I found The Spider Webb in the second hand books shack at Baddsley Clinton. Wind in the Wires jumped out at me from my local book shop chain, and I have had Arthur Gould Lee's No Parachute for 10 years. The latter was a Christmas present from my son, but in 2005 I still couldn't face a Great War book. Hallam's The Spider Webb was originally published in 1919, and parts of it were published during the Great War in The Times and Blackwood's Magazine. Grinnell-Milne's Wind in the Wires (a nod to Wind in the Willows (?), itself illustrated by the veteran, and MC winner, E.H. Shepherd) was published in 1937, while Arthur Gould Lee's memoir didn't appear until 1966, but it is essentially his wartime letters to his first wife, with some diary entries. One of the interesting contrasts between the books seems to me to reflect the time of writing. Hallam's book, which deals with flying boat patrols in the North Sea, includes some pretty lurid passages imagining the deaths of German U-boat crews that are bombed by RNAS flying boats. That pretty much reflects the general, contemporary, British, view of the U-boat (probably in both wars). Grinnell-Milne's book fascinates because a good deal of it covers the early days of the RFC when the corps was flying basically useless aircraft with inadequate training, meaning that pilots and observers were more likely to die training or in accidents than in action.
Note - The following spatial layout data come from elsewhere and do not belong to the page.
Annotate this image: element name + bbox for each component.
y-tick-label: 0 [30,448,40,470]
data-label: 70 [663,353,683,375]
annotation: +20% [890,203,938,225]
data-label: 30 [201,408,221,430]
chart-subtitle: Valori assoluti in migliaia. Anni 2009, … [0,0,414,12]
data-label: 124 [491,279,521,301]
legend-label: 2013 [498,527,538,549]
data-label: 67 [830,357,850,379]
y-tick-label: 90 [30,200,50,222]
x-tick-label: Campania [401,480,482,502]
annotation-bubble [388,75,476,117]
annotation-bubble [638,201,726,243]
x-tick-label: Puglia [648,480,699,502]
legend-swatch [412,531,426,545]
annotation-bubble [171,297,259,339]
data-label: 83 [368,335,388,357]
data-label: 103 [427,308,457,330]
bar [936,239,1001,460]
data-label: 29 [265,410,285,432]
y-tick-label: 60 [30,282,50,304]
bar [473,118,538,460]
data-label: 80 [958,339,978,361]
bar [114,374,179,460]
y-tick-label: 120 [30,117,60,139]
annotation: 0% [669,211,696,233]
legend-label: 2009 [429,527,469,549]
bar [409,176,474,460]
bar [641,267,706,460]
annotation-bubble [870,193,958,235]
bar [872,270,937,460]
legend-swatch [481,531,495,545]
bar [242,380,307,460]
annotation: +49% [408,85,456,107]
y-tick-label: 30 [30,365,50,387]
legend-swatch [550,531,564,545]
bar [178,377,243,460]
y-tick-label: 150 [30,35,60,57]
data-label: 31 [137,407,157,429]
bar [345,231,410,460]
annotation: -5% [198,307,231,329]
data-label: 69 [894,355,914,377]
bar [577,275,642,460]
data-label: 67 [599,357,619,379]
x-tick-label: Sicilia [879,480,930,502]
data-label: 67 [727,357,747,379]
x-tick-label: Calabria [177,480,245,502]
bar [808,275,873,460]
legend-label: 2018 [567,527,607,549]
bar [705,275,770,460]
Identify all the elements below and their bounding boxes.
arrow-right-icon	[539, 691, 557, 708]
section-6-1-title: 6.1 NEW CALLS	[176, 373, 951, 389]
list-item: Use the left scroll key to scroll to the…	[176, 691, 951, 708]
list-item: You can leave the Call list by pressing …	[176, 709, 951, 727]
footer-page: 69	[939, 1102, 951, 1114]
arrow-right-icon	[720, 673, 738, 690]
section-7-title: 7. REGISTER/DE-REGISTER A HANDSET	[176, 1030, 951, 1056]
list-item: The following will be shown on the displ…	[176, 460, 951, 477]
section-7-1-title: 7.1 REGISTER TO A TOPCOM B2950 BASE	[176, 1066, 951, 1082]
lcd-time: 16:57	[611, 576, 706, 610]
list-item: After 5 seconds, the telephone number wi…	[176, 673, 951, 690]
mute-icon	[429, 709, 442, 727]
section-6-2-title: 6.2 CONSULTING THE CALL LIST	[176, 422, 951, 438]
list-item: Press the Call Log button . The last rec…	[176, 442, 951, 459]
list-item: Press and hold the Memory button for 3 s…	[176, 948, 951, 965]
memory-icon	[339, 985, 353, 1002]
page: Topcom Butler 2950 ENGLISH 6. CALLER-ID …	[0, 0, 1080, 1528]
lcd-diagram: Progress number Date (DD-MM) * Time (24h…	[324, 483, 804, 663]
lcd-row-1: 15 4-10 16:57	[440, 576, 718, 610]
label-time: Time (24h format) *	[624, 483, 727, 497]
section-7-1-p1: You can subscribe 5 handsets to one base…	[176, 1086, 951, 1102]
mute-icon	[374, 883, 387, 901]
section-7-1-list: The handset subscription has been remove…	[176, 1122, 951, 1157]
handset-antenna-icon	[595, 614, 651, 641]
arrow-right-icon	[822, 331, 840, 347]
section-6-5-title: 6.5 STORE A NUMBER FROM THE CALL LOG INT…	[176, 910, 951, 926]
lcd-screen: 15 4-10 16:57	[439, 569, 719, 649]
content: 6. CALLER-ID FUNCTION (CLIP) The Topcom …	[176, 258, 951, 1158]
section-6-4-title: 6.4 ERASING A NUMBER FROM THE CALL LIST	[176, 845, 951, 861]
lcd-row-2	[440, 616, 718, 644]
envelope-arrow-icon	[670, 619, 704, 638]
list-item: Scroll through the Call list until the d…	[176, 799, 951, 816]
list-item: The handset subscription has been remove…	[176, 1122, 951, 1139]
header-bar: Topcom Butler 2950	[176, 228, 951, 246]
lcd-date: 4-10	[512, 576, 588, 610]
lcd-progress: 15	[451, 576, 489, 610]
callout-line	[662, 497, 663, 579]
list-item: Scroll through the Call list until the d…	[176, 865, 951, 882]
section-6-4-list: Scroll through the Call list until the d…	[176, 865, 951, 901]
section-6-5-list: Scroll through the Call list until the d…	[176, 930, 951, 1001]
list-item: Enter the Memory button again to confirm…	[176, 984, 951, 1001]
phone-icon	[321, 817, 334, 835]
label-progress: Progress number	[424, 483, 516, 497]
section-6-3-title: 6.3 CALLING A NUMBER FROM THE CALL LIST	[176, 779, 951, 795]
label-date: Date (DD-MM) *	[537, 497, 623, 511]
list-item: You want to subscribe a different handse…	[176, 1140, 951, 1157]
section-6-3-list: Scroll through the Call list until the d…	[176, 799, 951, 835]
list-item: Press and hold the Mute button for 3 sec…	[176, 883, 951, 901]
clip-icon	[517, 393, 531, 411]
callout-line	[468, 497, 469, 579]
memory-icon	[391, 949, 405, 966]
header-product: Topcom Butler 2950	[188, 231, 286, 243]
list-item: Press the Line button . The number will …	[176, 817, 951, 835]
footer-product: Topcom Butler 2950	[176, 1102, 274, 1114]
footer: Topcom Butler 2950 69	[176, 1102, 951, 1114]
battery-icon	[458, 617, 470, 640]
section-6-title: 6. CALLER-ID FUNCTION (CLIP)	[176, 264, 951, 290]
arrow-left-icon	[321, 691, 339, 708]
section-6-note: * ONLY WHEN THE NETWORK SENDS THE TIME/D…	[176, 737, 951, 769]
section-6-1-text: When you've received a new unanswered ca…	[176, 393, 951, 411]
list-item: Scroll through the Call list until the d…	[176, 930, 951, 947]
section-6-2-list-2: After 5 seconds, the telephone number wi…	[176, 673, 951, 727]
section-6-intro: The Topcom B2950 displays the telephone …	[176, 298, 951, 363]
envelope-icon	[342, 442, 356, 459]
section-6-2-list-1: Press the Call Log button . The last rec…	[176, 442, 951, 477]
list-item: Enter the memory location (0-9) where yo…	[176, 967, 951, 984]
Finally, Lee's account is what brought to mind the phrase 'the world we have lost'. The letters to his wife make one wonder how she could bear to open and read them. They are matter-of-fact, but the facts were frequently simply awful. As 1917 drew to a close, it is clear that Lee was really feeling the terrible strain (he was shot down three times by ground fire at Cambrai, including once when he ended up in the inverted wreck of his aircraft soaked in the contents of his fractured petrol tank). Yet much of the strain that he endures can only be felt in a 'reading between the lines' way. Nothing is said out loud in the sort of puffed up, overblown, self-pitying way that seems to characterise too much of our times. Here's Lee opening in a letter to his wife following another episode of being shot down by ground fire:  'I've come to the conclusion that I'm getting fed up with narrow squeaks. I had another one this afternoon, on this confounded trench-strafing'.  I wonder how we got from there to here? In four generations.